Jakiś czas temu Anja Rubik wyznała, że jeśli ktoś zdecyduje się na futra, to najlepiej jeśli kupi te najdroższe, które pochodzą od uczciwego hodowcy, który nie maltretuje zwierząt. Wypowiedź supermodelki wywołała wiele kontrowersji. Wśród oburzonych obrońców praw zwierząt znalazła się Joanna Krupa, która zarzuciła Anji promowanie zabijania zwierząt dla przyjemności, jaką jest noszenie futer.
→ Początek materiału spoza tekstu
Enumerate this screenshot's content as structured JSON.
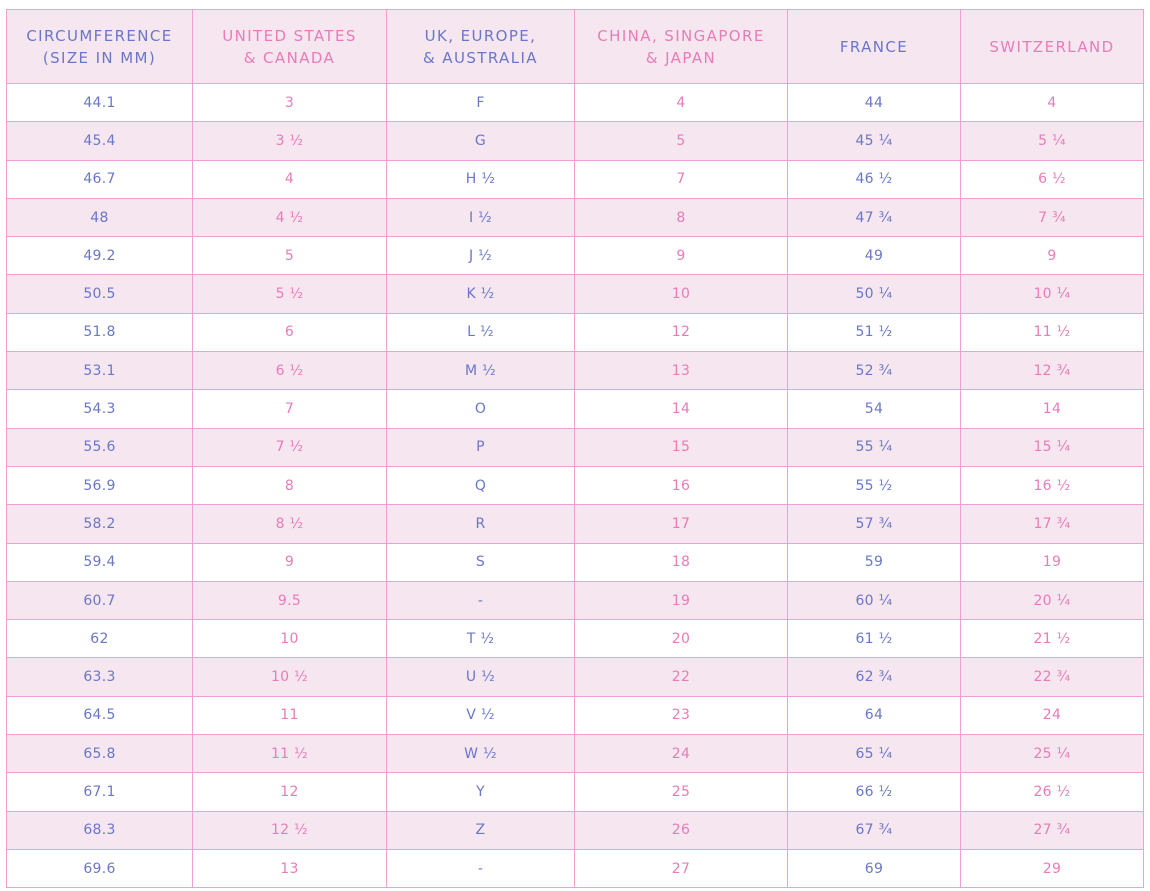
{
  "headers": [
    {
      "line1": "CIRCUMFERENCE",
      "line2": "(SIZE IN MM)"
    },
    {
      "line1": "UNITED STATES",
      "line2": "& CANADA"
    },
    {
      "line1": "UK, EUROPE,",
      "line2": "& AUSTRALIA"
    },
    {
      "line1": "CHINA, SINGAPORE",
      "line2": "& JAPAN"
    },
    {
      "line1": "FRANCE",
      "line2": ""
    },
    {
      "line1": "SWITZERLAND",
      "line2": ""
    }
  ],
  "rows": [
    [
      "44.1",
      "3",
      "F",
      "4",
      "44",
      "4"
    ],
    [
      "45.4",
      "3 ½",
      "G",
      "5",
      "45 ¼",
      "5 ¼"
    ],
    [
      "46.7",
      "4",
      "H ½",
      "7",
      "46 ½",
      "6 ½"
    ],
    [
      "48",
      "4 ½",
      "I ½",
      "8",
      "47 ¾",
      "7 ¾"
    ],
    [
      "49.2",
      "5",
      "J ½",
      "9",
      "49",
      "9"
    ],
    [
      "50.5",
      "5 ½",
      "K ½",
      "10",
      "50 ¼",
      "10 ¼"
    ],
    [
      "51.8",
      "6",
      "L ½",
      "12",
      "51 ½",
      "11 ½"
    ],
    [
      "53.1",
      "6 ½",
      "M ½",
      "13",
      "52 ¾",
      "12 ¾"
    ],
    [
      "54.3",
      "7",
      "O",
      "14",
      "54",
      "14"
    ],
    [
      "55.6",
      "7 ½",
      "P",
      "15",
      "55 ¼",
      "15 ¼"
    ],
    [
      "56.9",
      "8",
      "Q",
      "16",
      "55 ½",
      "16 ½"
    ],
    [
      "58.2",
      "8 ½",
      "R",
      "17",
      "57 ¾",
      "17 ¾"
    ],
    [
      "59.4",
      "9",
      "S",
      "18",
      "59",
      "19"
    ],
    [
      "60.7",
      "9.5",
      "-",
      "19",
      "60 ¼",
      "20 ¼"
    ],
    [
      "62",
      "10",
      "T ½",
      "20",
      "61 ½",
      "21 ½"
    ],
    [
      "63.3",
      "10 ½",
      "U ½",
      "22",
      "62 ¾",
      "22 ¾"
    ],
    [
      "64.5",
      "11",
      "V ½",
      "23",
      "64",
      "24"
    ],
    [
      "65.8",
      "11 ½",
      "W ½",
      "24",
      "65 ¼",
      "25 ¼"
    ],
    [
      "67.1",
      "12",
      "Y",
      "25",
      "66 ½",
      "26 ½"
    ],
    [
      "68.3",
      "12 ½",
      "Z",
      "26",
      "67 ¾",
      "27 ¾"
    ],
    [
      "69.6",
      "13",
      "-",
      "27",
      "69",
      "29"
    ]
  ],
  "colors": {
    "blue_text": "#6a77c9",
    "pink_text": "#e87cb9",
    "border": "#ee9fd6",
    "shaded_row": "#f5e6ef"
  }
}
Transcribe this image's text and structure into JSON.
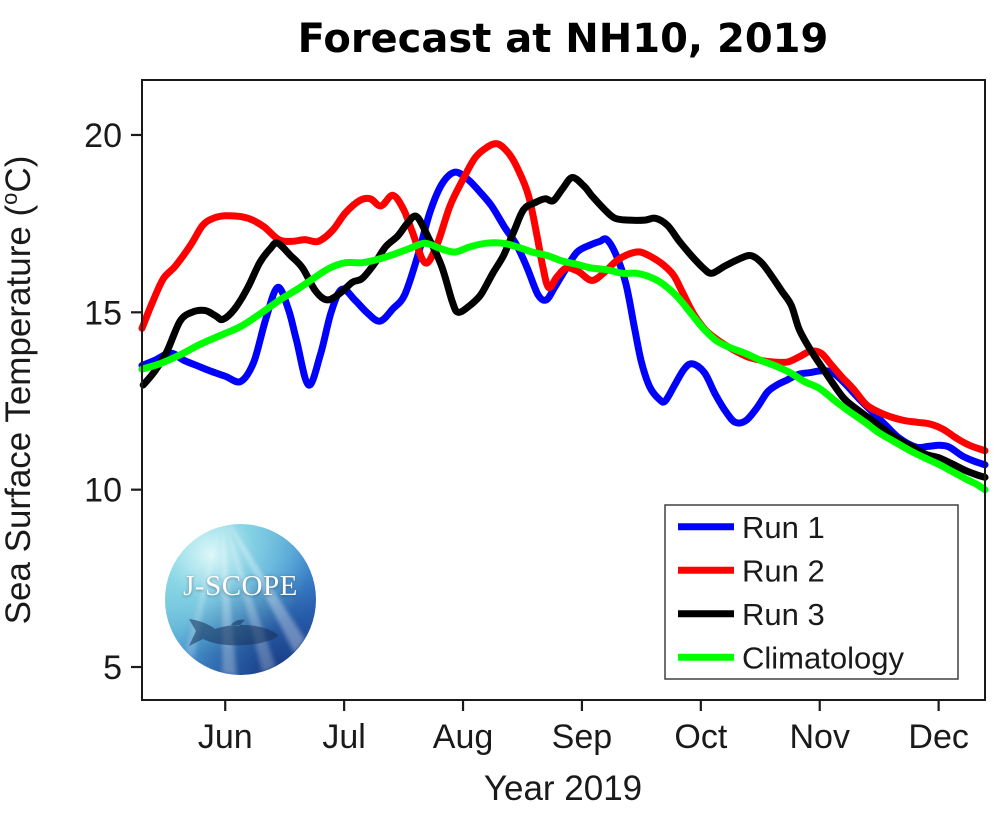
{
  "figure": {
    "title": "Forecast at NH10, 2019",
    "xlabel": "Year 2019",
    "ylabel_prefix": "Sea Surface Temperature (",
    "ylabel_degree": "o",
    "ylabel_suffix": "C)",
    "axis_color": "#1a1a1a",
    "background": "#ffffff"
  },
  "logo": {
    "label": "J-SCOPE"
  },
  "chart_data": {
    "type": "line",
    "title": "Forecast at NH10, 2019",
    "xlabel": "Year 2019",
    "ylabel": "Sea Surface Temperature (°C)",
    "x_unit": "months, 0 = Jun 1 2019",
    "xlim": [
      -0.7,
      6.39
    ],
    "ylim": [
      4.07,
      21.55
    ],
    "yticks": [
      5,
      10,
      15,
      20
    ],
    "xticks": {
      "values": [
        0,
        1,
        2,
        3,
        4,
        5,
        6
      ],
      "labels": [
        "Jun",
        "Jul",
        "Aug",
        "Sep",
        "Oct",
        "Nov",
        "Dec"
      ]
    },
    "grid": false,
    "legend": {
      "position": "lower right",
      "entries": [
        "Run 1",
        "Run 2",
        "Run 3",
        "Climatology"
      ]
    },
    "series": [
      {
        "name": "Run 1",
        "color": "#0000ff",
        "points": [
          [
            -0.7,
            13.5
          ],
          [
            -0.59,
            13.65
          ],
          [
            -0.46,
            13.85
          ],
          [
            -0.35,
            13.65
          ],
          [
            -0.24,
            13.5
          ],
          [
            -0.13,
            13.35
          ],
          [
            0,
            13.2
          ],
          [
            0.13,
            13.05
          ],
          [
            0.24,
            13.6
          ],
          [
            0.34,
            14.8
          ],
          [
            0.44,
            15.7
          ],
          [
            0.53,
            15.1
          ],
          [
            0.6,
            14.2
          ],
          [
            0.7,
            12.95
          ],
          [
            0.8,
            13.8
          ],
          [
            0.89,
            15.0
          ],
          [
            0.98,
            15.65
          ],
          [
            1.09,
            15.35
          ],
          [
            1.19,
            15.0
          ],
          [
            1.3,
            14.75
          ],
          [
            1.41,
            15.1
          ],
          [
            1.51,
            15.5
          ],
          [
            1.62,
            16.6
          ],
          [
            1.72,
            17.8
          ],
          [
            1.82,
            18.6
          ],
          [
            1.93,
            18.95
          ],
          [
            2.04,
            18.75
          ],
          [
            2.14,
            18.4
          ],
          [
            2.24,
            18.0
          ],
          [
            2.35,
            17.4
          ],
          [
            2.45,
            16.9
          ],
          [
            2.54,
            16.25
          ],
          [
            2.63,
            15.5
          ],
          [
            2.7,
            15.35
          ],
          [
            2.77,
            15.7
          ],
          [
            2.86,
            16.2
          ],
          [
            2.96,
            16.7
          ],
          [
            3.07,
            16.9
          ],
          [
            3.15,
            17.0
          ],
          [
            3.21,
            17.05
          ],
          [
            3.29,
            16.6
          ],
          [
            3.37,
            15.8
          ],
          [
            3.44,
            14.6
          ],
          [
            3.5,
            13.6
          ],
          [
            3.57,
            12.9
          ],
          [
            3.65,
            12.55
          ],
          [
            3.7,
            12.5
          ],
          [
            3.78,
            12.95
          ],
          [
            3.86,
            13.4
          ],
          [
            3.93,
            13.55
          ],
          [
            4.03,
            13.3
          ],
          [
            4.12,
            12.7
          ],
          [
            4.21,
            12.2
          ],
          [
            4.29,
            11.9
          ],
          [
            4.38,
            11.95
          ],
          [
            4.47,
            12.3
          ],
          [
            4.56,
            12.75
          ],
          [
            4.64,
            12.95
          ],
          [
            4.73,
            13.1
          ],
          [
            4.82,
            13.25
          ],
          [
            4.92,
            13.3
          ],
          [
            5.02,
            13.35
          ],
          [
            5.11,
            13.3
          ],
          [
            5.21,
            13.0
          ],
          [
            5.32,
            12.6
          ],
          [
            5.44,
            12.2
          ],
          [
            5.56,
            11.8
          ],
          [
            5.67,
            11.45
          ],
          [
            5.81,
            11.2
          ],
          [
            5.91,
            11.22
          ],
          [
            6.01,
            11.25
          ],
          [
            6.09,
            11.2
          ],
          [
            6.2,
            10.95
          ],
          [
            6.3,
            10.8
          ],
          [
            6.39,
            10.7
          ]
        ]
      },
      {
        "name": "Run 2",
        "color": "#ff0000",
        "points": [
          [
            -0.7,
            14.55
          ],
          [
            -0.61,
            15.3
          ],
          [
            -0.52,
            15.95
          ],
          [
            -0.42,
            16.3
          ],
          [
            -0.29,
            16.9
          ],
          [
            -0.19,
            17.45
          ],
          [
            -0.1,
            17.65
          ],
          [
            0,
            17.72
          ],
          [
            0.13,
            17.7
          ],
          [
            0.23,
            17.6
          ],
          [
            0.33,
            17.4
          ],
          [
            0.45,
            17.05
          ],
          [
            0.56,
            17.0
          ],
          [
            0.67,
            17.05
          ],
          [
            0.78,
            17.0
          ],
          [
            0.9,
            17.3
          ],
          [
            1.01,
            17.8
          ],
          [
            1.13,
            18.15
          ],
          [
            1.22,
            18.2
          ],
          [
            1.31,
            18.0
          ],
          [
            1.41,
            18.3
          ],
          [
            1.5,
            17.9
          ],
          [
            1.57,
            17.3
          ],
          [
            1.68,
            16.4
          ],
          [
            1.78,
            16.9
          ],
          [
            1.89,
            18.0
          ],
          [
            2.0,
            18.75
          ],
          [
            2.1,
            19.35
          ],
          [
            2.2,
            19.65
          ],
          [
            2.29,
            19.75
          ],
          [
            2.38,
            19.5
          ],
          [
            2.46,
            19.05
          ],
          [
            2.55,
            18.3
          ],
          [
            2.62,
            17.2
          ],
          [
            2.67,
            16.3
          ],
          [
            2.72,
            15.7
          ],
          [
            2.79,
            16.0
          ],
          [
            2.87,
            16.25
          ],
          [
            2.97,
            16.15
          ],
          [
            3.08,
            15.9
          ],
          [
            3.18,
            16.1
          ],
          [
            3.29,
            16.45
          ],
          [
            3.4,
            16.65
          ],
          [
            3.49,
            16.7
          ],
          [
            3.59,
            16.55
          ],
          [
            3.68,
            16.35
          ],
          [
            3.77,
            16.05
          ],
          [
            3.84,
            15.6
          ],
          [
            3.94,
            14.95
          ],
          [
            4.04,
            14.5
          ],
          [
            4.15,
            14.2
          ],
          [
            4.27,
            13.95
          ],
          [
            4.39,
            13.75
          ],
          [
            4.5,
            13.65
          ],
          [
            4.61,
            13.6
          ],
          [
            4.73,
            13.6
          ],
          [
            4.83,
            13.75
          ],
          [
            4.92,
            13.9
          ],
          [
            5.01,
            13.85
          ],
          [
            5.09,
            13.55
          ],
          [
            5.18,
            13.2
          ],
          [
            5.28,
            12.85
          ],
          [
            5.39,
            12.4
          ],
          [
            5.49,
            12.2
          ],
          [
            5.6,
            12.05
          ],
          [
            5.71,
            11.95
          ],
          [
            5.82,
            11.9
          ],
          [
            5.93,
            11.85
          ],
          [
            6.04,
            11.7
          ],
          [
            6.15,
            11.45
          ],
          [
            6.26,
            11.25
          ],
          [
            6.39,
            11.1
          ]
        ]
      },
      {
        "name": "Run 3",
        "color": "#000000",
        "points": [
          [
            -0.69,
            12.95
          ],
          [
            -0.59,
            13.35
          ],
          [
            -0.49,
            13.9
          ],
          [
            -0.38,
            14.75
          ],
          [
            -0.28,
            15.0
          ],
          [
            -0.17,
            15.05
          ],
          [
            -0.08,
            14.9
          ],
          [
            -0.02,
            14.8
          ],
          [
            0.08,
            15.1
          ],
          [
            0.19,
            15.7
          ],
          [
            0.29,
            16.4
          ],
          [
            0.38,
            16.8
          ],
          [
            0.44,
            16.95
          ],
          [
            0.55,
            16.6
          ],
          [
            0.65,
            16.25
          ],
          [
            0.76,
            15.6
          ],
          [
            0.86,
            15.35
          ],
          [
            0.97,
            15.55
          ],
          [
            1.07,
            15.85
          ],
          [
            1.15,
            15.95
          ],
          [
            1.25,
            16.35
          ],
          [
            1.35,
            16.85
          ],
          [
            1.45,
            17.15
          ],
          [
            1.53,
            17.5
          ],
          [
            1.61,
            17.7
          ],
          [
            1.71,
            17.1
          ],
          [
            1.82,
            16.3
          ],
          [
            1.91,
            15.3
          ],
          [
            1.96,
            15.0
          ],
          [
            2.06,
            15.2
          ],
          [
            2.15,
            15.5
          ],
          [
            2.25,
            16.1
          ],
          [
            2.34,
            16.6
          ],
          [
            2.43,
            17.3
          ],
          [
            2.51,
            17.9
          ],
          [
            2.61,
            18.1
          ],
          [
            2.69,
            18.2
          ],
          [
            2.76,
            18.15
          ],
          [
            2.84,
            18.5
          ],
          [
            2.92,
            18.8
          ],
          [
            3.02,
            18.55
          ],
          [
            3.08,
            18.3
          ],
          [
            3.19,
            17.9
          ],
          [
            3.28,
            17.65
          ],
          [
            3.4,
            17.6
          ],
          [
            3.53,
            17.6
          ],
          [
            3.62,
            17.65
          ],
          [
            3.72,
            17.45
          ],
          [
            3.82,
            17.0
          ],
          [
            3.92,
            16.6
          ],
          [
            4.02,
            16.25
          ],
          [
            4.09,
            16.1
          ],
          [
            4.2,
            16.3
          ],
          [
            4.32,
            16.5
          ],
          [
            4.42,
            16.6
          ],
          [
            4.51,
            16.4
          ],
          [
            4.6,
            16.0
          ],
          [
            4.68,
            15.6
          ],
          [
            4.76,
            15.2
          ],
          [
            4.83,
            14.5
          ],
          [
            4.93,
            13.9
          ],
          [
            5.02,
            13.45
          ],
          [
            5.11,
            13.0
          ],
          [
            5.21,
            12.55
          ],
          [
            5.32,
            12.25
          ],
          [
            5.44,
            11.95
          ],
          [
            5.56,
            11.65
          ],
          [
            5.67,
            11.4
          ],
          [
            5.78,
            11.2
          ],
          [
            5.89,
            11.0
          ],
          [
            6.0,
            10.9
          ],
          [
            6.1,
            10.75
          ],
          [
            6.22,
            10.55
          ],
          [
            6.32,
            10.42
          ],
          [
            6.39,
            10.35
          ]
        ]
      },
      {
        "name": "Climatology",
        "color": "#00ff00",
        "points": [
          [
            -0.7,
            13.4
          ],
          [
            -0.55,
            13.55
          ],
          [
            -0.38,
            13.8
          ],
          [
            -0.21,
            14.1
          ],
          [
            -0.04,
            14.35
          ],
          [
            0.13,
            14.6
          ],
          [
            0.29,
            14.95
          ],
          [
            0.46,
            15.35
          ],
          [
            0.63,
            15.7
          ],
          [
            0.76,
            16.0
          ],
          [
            0.88,
            16.25
          ],
          [
            1.01,
            16.4
          ],
          [
            1.15,
            16.4
          ],
          [
            1.29,
            16.5
          ],
          [
            1.43,
            16.65
          ],
          [
            1.55,
            16.8
          ],
          [
            1.68,
            16.95
          ],
          [
            1.81,
            16.8
          ],
          [
            1.93,
            16.7
          ],
          [
            2.06,
            16.85
          ],
          [
            2.2,
            16.95
          ],
          [
            2.33,
            16.95
          ],
          [
            2.45,
            16.85
          ],
          [
            2.58,
            16.7
          ],
          [
            2.71,
            16.6
          ],
          [
            2.83,
            16.45
          ],
          [
            2.96,
            16.35
          ],
          [
            3.08,
            16.25
          ],
          [
            3.21,
            16.2
          ],
          [
            3.34,
            16.1
          ],
          [
            3.46,
            16.1
          ],
          [
            3.57,
            16.0
          ],
          [
            3.68,
            15.8
          ],
          [
            3.8,
            15.45
          ],
          [
            3.91,
            15.0
          ],
          [
            4.02,
            14.55
          ],
          [
            4.13,
            14.2
          ],
          [
            4.25,
            14.0
          ],
          [
            4.37,
            13.85
          ],
          [
            4.5,
            13.65
          ],
          [
            4.62,
            13.5
          ],
          [
            4.75,
            13.3
          ],
          [
            4.87,
            13.05
          ],
          [
            5.0,
            12.85
          ],
          [
            5.13,
            12.5
          ],
          [
            5.25,
            12.2
          ],
          [
            5.38,
            11.9
          ],
          [
            5.5,
            11.6
          ],
          [
            5.63,
            11.35
          ],
          [
            5.76,
            11.1
          ],
          [
            5.88,
            10.9
          ],
          [
            6.01,
            10.7
          ],
          [
            6.12,
            10.5
          ],
          [
            6.23,
            10.3
          ],
          [
            6.32,
            10.15
          ],
          [
            6.39,
            10.0
          ]
        ]
      }
    ]
  }
}
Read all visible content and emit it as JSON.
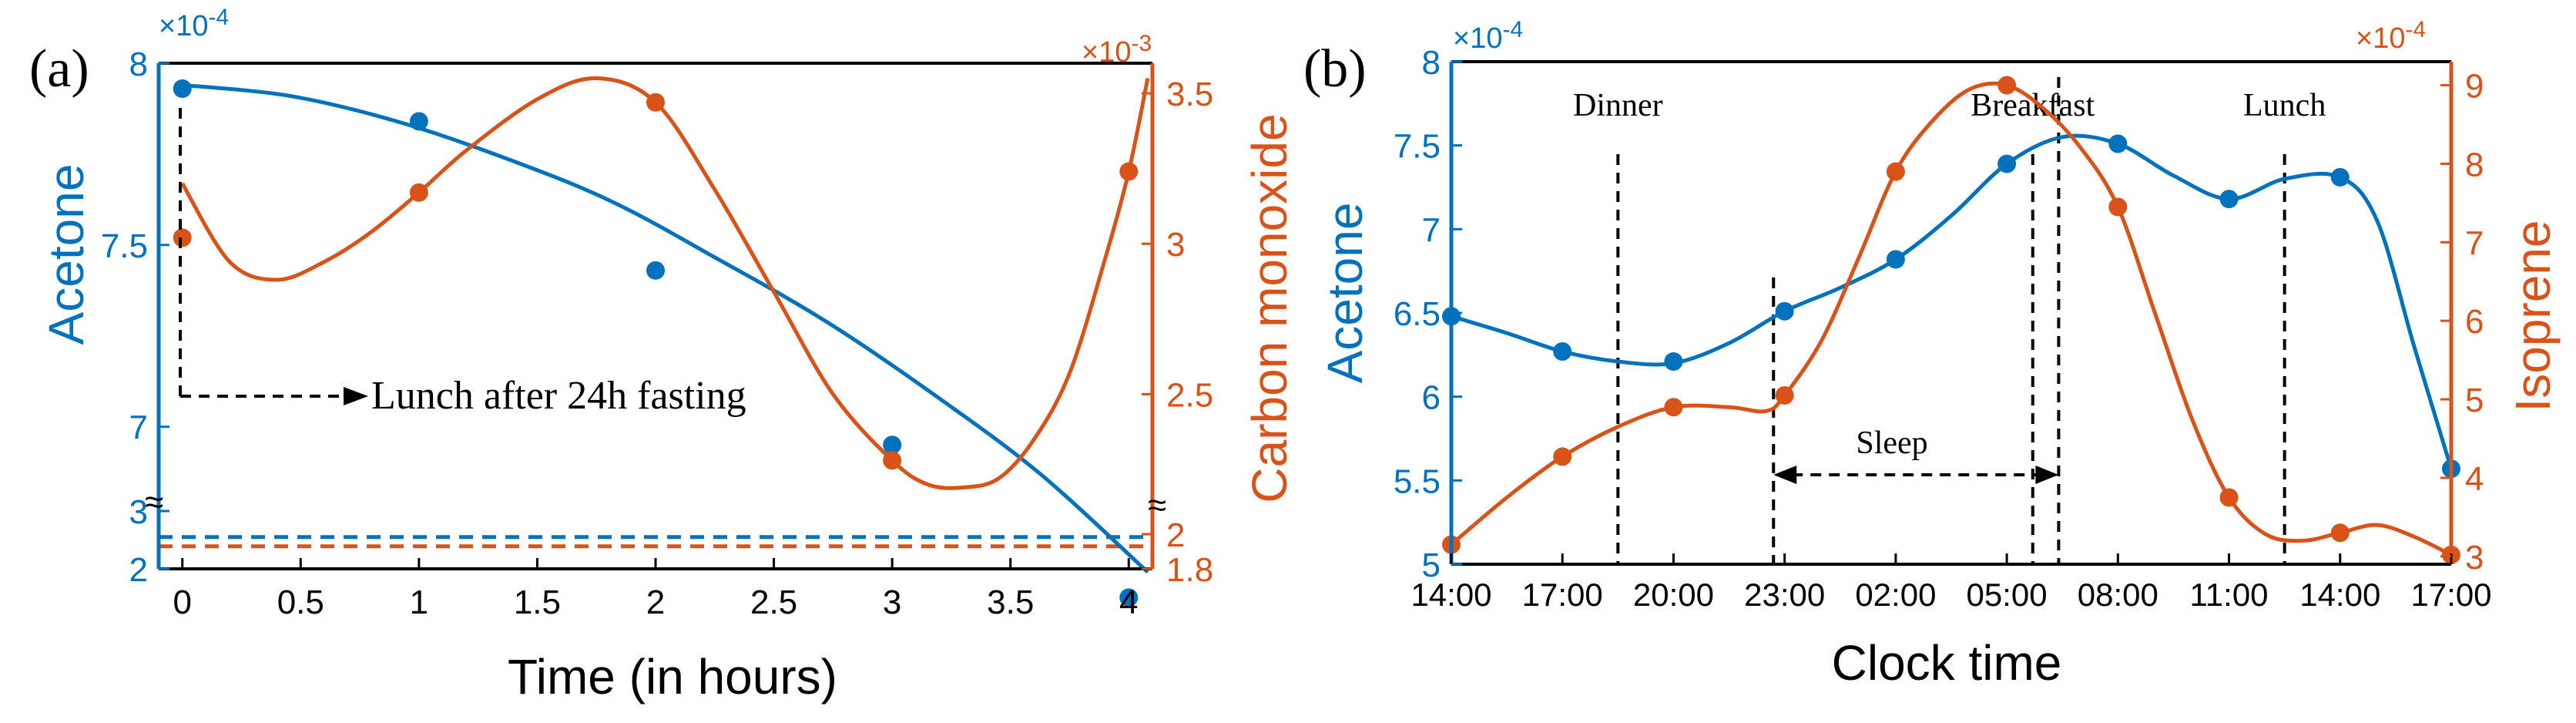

- Nie ma dowodu na to, że projektanci z wyższej półki traktują lepiej zwierzęta przeznaczone na futra. Te zwierzęta są hodowane, by zabijać w imię mody- kilka tygodni temu w „DDTVN” wyznała Joasia.
Aferę futrzaną postanowiła skomentować Anja, od której wszystko się zaczęło. W dzisiejszym wydaniu „Dzień Dobry TVN” modelka przyznała, że sytuacja wymknęła się spod kontroli ,przez co cierpi jej rodzina.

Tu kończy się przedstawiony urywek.